C7
Afterword
Dear Readers:
Congratulations on making it this far in the book. Even if you haven’t read every chapter in full, I hope you’ve found parts of it useful and inspiring. If you are a practitioner, I hope this book convince you that theory can, at times, be genuinely useful in practice.
Before concluding this book, I would like to reflect on my journey into compositional optimization for advanced machine learning, which began in 2019. Before that, I was primarily focused on traditional stochastic optimization theory. During that time, we developed a stochastic algorithm for solving non-convex minimax optimization problems. In 2019, I spent a year in industry, where conversations with young professionals made me realize the importance of practicability. After combing back from the leave, I started to think about how to make the theory more practical. The first project was to apply our non-convex minimax optimization to AUC maximization for learning deep neural networks, leading us to achieve first place in the Stanford CheXpert competition for classifying X-ray images organized by Andrew Ng’s ML group in 2020. In late 2020, my friend Shuiwang Ji at Texas A\&M University introduced me to the MIT AICures challenge, which aimed to identify few molecules with properties suitable for COVID-19 drug development among many. Motivated by this challenge, I formulated the optimization problem of maximizing the empirical estimator of areas under precision-recall curves, known as average precision. This led me to define the novel finite-sum coupled compositional optimization (FCCO) framework. We developed the first algorithm for FCCO in 2021, which ultimately helped us win the MIT AICures Challenge.

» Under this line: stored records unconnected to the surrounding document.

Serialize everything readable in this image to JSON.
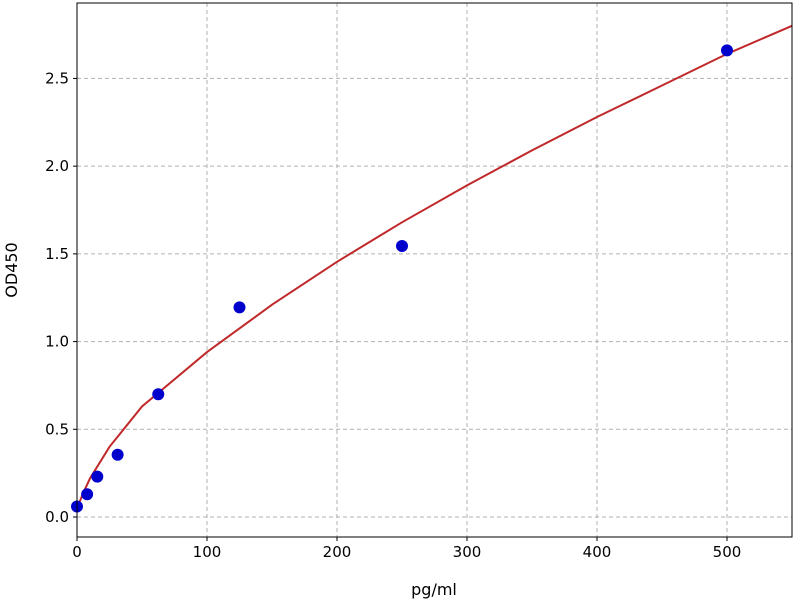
{
  "chart_data": {
    "type": "scatter",
    "title": "",
    "xlabel": "pg/ml",
    "ylabel": "OD450",
    "xlim": [
      0,
      550
    ],
    "ylim": [
      -0.114,
      2.93
    ],
    "grid": true,
    "x_ticks": [
      "0",
      "100",
      "200",
      "300",
      "400",
      "500"
    ],
    "y_ticks": [
      "0.0",
      "0.5",
      "1.0",
      "1.5",
      "2.0",
      "2.5"
    ],
    "points": {
      "color": "#0000cc",
      "x": [
        0,
        7.8,
        15.6,
        31.25,
        62.5,
        125,
        250,
        500
      ],
      "y": [
        0.06,
        0.13,
        0.23,
        0.355,
        0.7,
        1.195,
        1.545,
        2.66
      ]
    },
    "fit_curve": {
      "color": "#c0282a",
      "x": [
        0,
        5,
        10,
        25,
        50,
        100,
        150,
        200,
        250,
        300,
        350,
        400,
        450,
        500,
        550
      ],
      "y": [
        0.05,
        0.14,
        0.22,
        0.4,
        0.63,
        0.94,
        1.21,
        1.455,
        1.68,
        1.89,
        2.09,
        2.28,
        2.46,
        2.64,
        2.8
      ]
    }
  }
}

As I explored further, I discovered broad applications of this framework in ML and AI, specifically in addressing the computational challenges inherent in contrastive learning, learning to rank, discriminative learning and continual learning. This series of work eventually led to the development of the LibAUC library for empirical X-risk minimization, which has since been downloaded over 100,000 times by researchers and developers across more than 85 countries. It also helped us to develop CLIP models better than OpenAI’s models with 15 times less compute budget.
As I reflect on the journey that led to this book, I am reminded of the principle of 知行合一 (Zhi Xing He Yi) by Wang, Yangming (a legendary sage of ancient China), cited in the preface. It is often translated as `unity of knowledge and action’, which I interpret as the idea that theory should guide practice, and practice can, in turn, inspire theory.
For decades, the field of machine learning has largely been framed through the lens of Empirical Risk Minimization (ERM). This book argues that such a view is increasingly insufficient for modern AI systems. As we have seen throughout these chapters, the ``X’’ in EXM represents a diverse class of often non-decomposable objectives, such as AUC, ranking measures, cross-entropy loss with expensive normalization, and contrastive losses, which define the frontier of modern AI. The development of the LibAUC library and the success of the EXM framework in AI challenges have shown us that when we move beyond standard stochastic optimization, we unlock new levels of performance in critical domains like medical imaging and drug discovery. Yet, despite these successes, the systematic study of EXM is just beginning.
During my years as a graduate student, I immersed myself in many books on optimization and machine learning, which were instrumental in shaping my mathematical foundation. Now, after more than a decade of study and research, I am humbled to synthesize these insights—together with my own findings—into this book. I hope that the methods and theories presented here are not viewed as a final destination, but rather as a starting point. My hope is that this work encourages researchers to look beyond standard training loops and to explore new forms of ``X-risks’’ that better capture the complexity of modern learning systems and the nuances of human intelligence and societal needs. Ultimately, I look forward to seeing how the next generation of researchers will build upon these ideas to bridge elegant mathematical theory with transformative real-world applications.
Finally, I should note that this book may contain typographical errors and may inevitably omit some important related works. I would be deeply grateful to readers who are willing to share corrections, suggestions, or feedback to help improve future revisions.